A divided Airway Heights City Council – a mini-microcosm of the art world – showed that what works for some, doesn’t work for others when the council voted 4-3 in favor of a new city logo. The color design has been showing up on city stationery since it was approved at the April 4 council meeting.
The logo shows a family standing on a path that leads to a housing development. There’s also a tree, a sunrise and a jet in the illustration.
It replaces the logo that had been around for at least two decades, and one where the B-52s were “whited-out” in 1994 after they left Fairchild Air Force Base.
Today’s logo is the perfect picture of Any Town, USA.
But, according to Mayor Dale R. Perry, there is nothing distinctly Airway Heights in the logo. The city of Spokane, for example, displays the Monroe Street Bridge in its logo. A golf course and pine trees make up the Liberty Lake logo.
“The one thing that stands out in Airway Heights is the green and white water tower,” Perry said. “It’s nothing fancy, but it’s something everybody recognizes.”
The water tower didn’t make it into the new logo.
Perry and council members John Holloway and Matthew Pederson voted against the logo. Council members Patrick Rushing, Stacy Daniels, Don Mitchell and Rick Jacks voted for it.

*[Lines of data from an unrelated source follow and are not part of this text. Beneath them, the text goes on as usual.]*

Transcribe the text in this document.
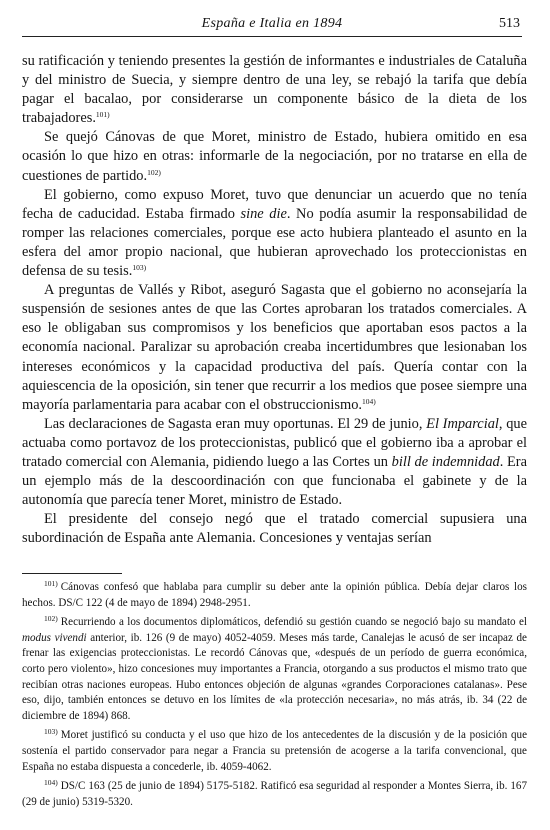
España e Italia en 1894	513

su ratificación y teniendo presentes la gestión de informantes e industriales de Cataluña y del ministro de Suecia, y siempre dentro de una ley, se rebajó la tarifa que debía pagar el bacalao, por considerarse un componente básico de la dieta de los trabajadores.$^{101)}$

Se quejó Cánovas de que Moret, ministro de Estado, hubiera omitido en esa ocasión lo que hizo en otras: informarle de la negociación, por no tratarse en ella de cuestiones de partido.$^{102)}$

El gobierno, como expuso Moret, tuvo que denunciar un acuerdo que no tenía fecha de caducidad. Estaba firmado sine die. No podía asumir la responsabilidad de romper las relaciones comerciales, porque ese acto hubiera planteado el asunto en la esfera del amor propio nacional, que hubieran aprovechado los proteccionistas en defensa de su tesis.$^{103)}$

A preguntas de Vallés y Ribot, aseguró Sagasta que el gobierno no aconsejaría la suspensión de sesiones antes de que las Cortes aprobaran los tratados comerciales. A eso le obligaban sus compromisos y los beneficios que aportaban esos pactos a la economía nacional. Paralizar su aprobación creaba incertidumbres que lesionaban los intereses económicos y la capacidad productiva del país. Quería contar con la aquiescencia de la oposición, sin tener que recurrir a los medios que posee siempre una mayoría parlamentaria para acabar con el obstruccionismo.$^{104)}$

Las declaraciones de Sagasta eran muy oportunas. El 29 de junio, El Imparcial, que actuaba como portavoz de los proteccionistas, publicó que el gobierno iba a aprobar el tratado comercial con Alemania, pidiendo luego a las Cortes un bill de indemnidad. Era un ejemplo más de la descoordinación con que funcionaba el gabinete y de la autonomía que parecía tener Moret, ministro de Estado.

El presidente del consejo negó que el tratado comercial supusiera una subordinación de España ante Alemania. Concesiones y ventajas serían

$^{101)}$ Cánovas confesó que hablaba para cumplir su deber ante la opinión pública. Debía dejar claros los hechos. DS/C 122 (4 de mayo de 1894) 2948-2951.

$^{102)}$ Recurriendo a los documentos diplomáticos, defendió su gestión cuando se negoció bajo su mandato el modus vivendi anterior, ib. 126 (9 de mayo) 4052-4059. Meses más tarde, Canalejas le acusó de ser incapaz de frenar las exigencias proteccionistas. Le recordó Cánovas que, «después de un período de guerra económica, corto pero violento», hizo concesiones muy importantes a Francia, otorgando a sus productos el mismo trato que recibían otras naciones europeas. Hubo entonces objeción de algunas «grandes Corporaciones catalanas». Pese eso, dijo, también entonces se detuvo en los límites de «la protección necesaria», no más atrás, ib. 34 (22 de diciembre de 1894) 868.

$^{103)}$ Moret justificó su conducta y el uso que hizo de los antecedentes de la discusión y de la posición que sostenía el partido conservador para negar a Francia su pretensión de acogerse a la tarifa convencional, que España no estaba dispuesta a concederle, ib. 4059-4062.

$^{104)}$ DS/C 163 (25 de junio de 1894) 5175-5182. Ratificó esa seguridad al responder a Montes Sierra, ib. 167 (29 de junio) 5319-5320.
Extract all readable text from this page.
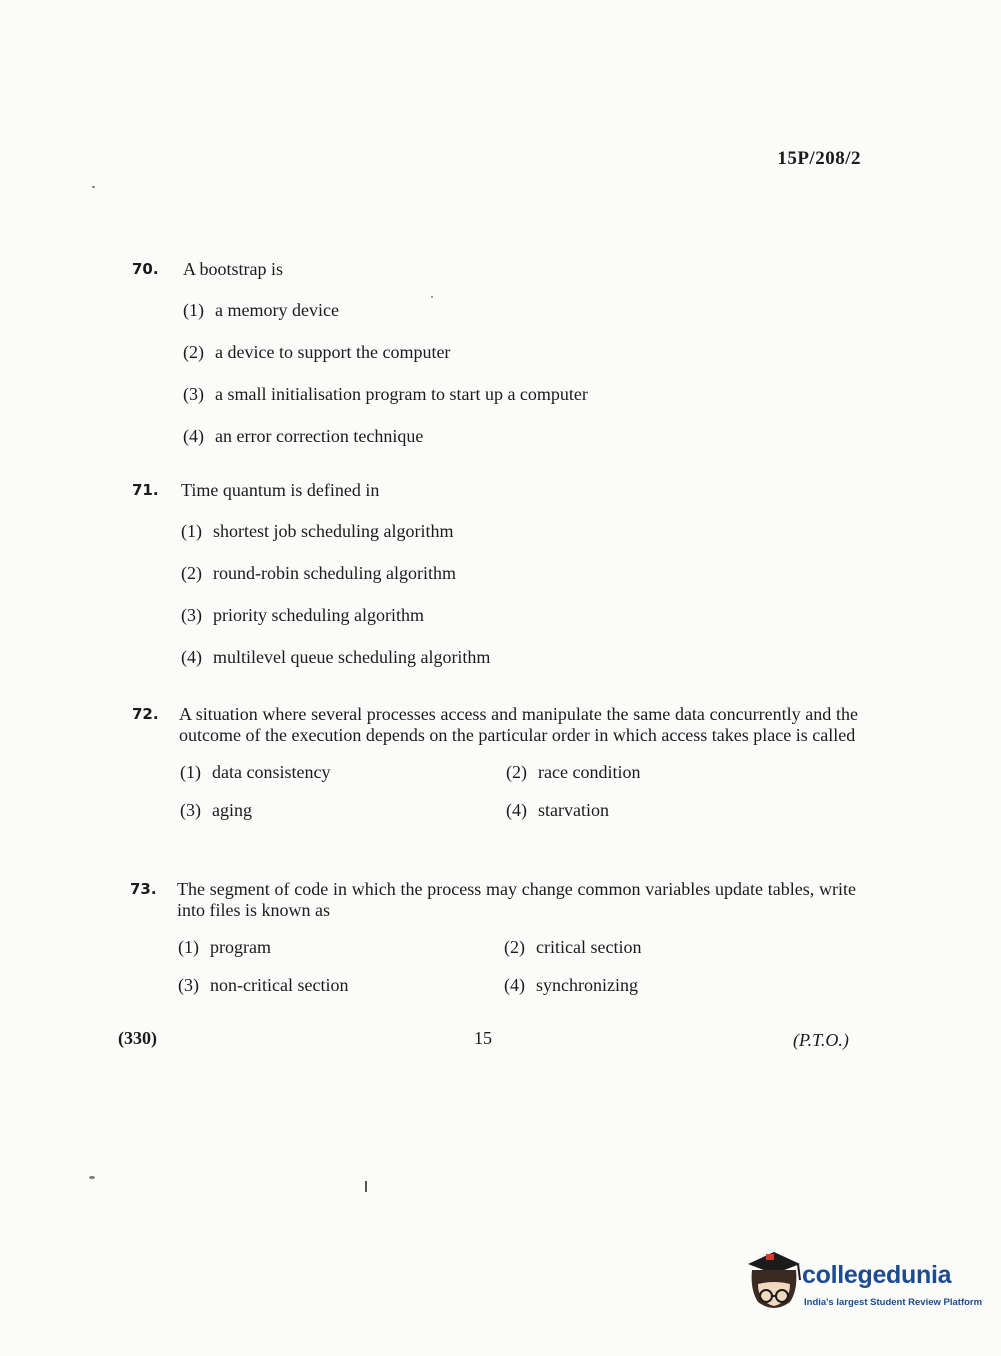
15P/208/2
70. A bootstrap is
(1) a memory device
(2) a device to support the computer
(3) a small initialisation program to start up a computer
(4) an error correction technique
71. Time quantum is defined in
(1) shortest job scheduling algorithm
(2) round-robin scheduling algorithm
(3) priority scheduling algorithm
(4) multilevel queue scheduling algorithm
72. A situation where several processes access and manipulate the same data concurrently and the outcome of the execution depends on the particular order in which access takes place is called
(1) data consistency	(2) race condition
(3) aging	(4) starvation
73. The segment of code in which the process may change common variables update tables, write into files is known as
(1) program	(2) critical section
(3) non-critical section	(4) synchronizing
(330)	15	(P.T.O.)
collegedunia
India's largest Student Review Platform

Holloway said he’s not satisfied with the new logo because “it doesn’t adequately portray what we’re trying to portray.” Holloway said he’d have preferred to emphasize the industrial growth of Airway Heights rather than the residential side.
“Housing is not going to be the mainstay of the city,” insisted Holloway, an Airway Heights resident for 31 years.
The logo was created by Gibby Media Group, a Spokane company that began the work at the end of 2004. City Manager Chuck Freeman said the cost was $24,000. He said the city still is figuring out how much money it will take to change stationery, business cards and anything else with the old logo.
Cory Kerr, vice president of production services and one of the designers, said symbolism is displayed throughout the logo. The tree and housing show growth. The family represents community. The jet, which is climbing, represents the upward direction of the city, while the sunrise represents a new day.
Kerr said one of the reasons the water tower was not considered is because it is neither aesthetic nor a recognizable icon, unlike Spokane’s Clock Tower.
Northern Quest Casino, meanwhile, which helped bring people to Airway Heights since opening in December 2000, also wasn’t considered for the logo. Kerr said too many people have different views of the casino.
He said the logo is meant to convey a message and not promote a business.
Rushing, who backed the logo change, said it does indeed give a sense of Airway Heights’ pathway to the future.
“Showing the water tower… . That’s not acceptable,” he said.
The design also is being coordinated with new signs planned for the city’s 50th anniversary celebration.
Spokane county commissioners declared the town incorporated on April 19, 1955. Freeman said $50,000 has been set aside for the celebration, including $30,000 for new welcome signs at U.S. Highway 2 and Craig Road, and at Highway 2 and Hayden Road.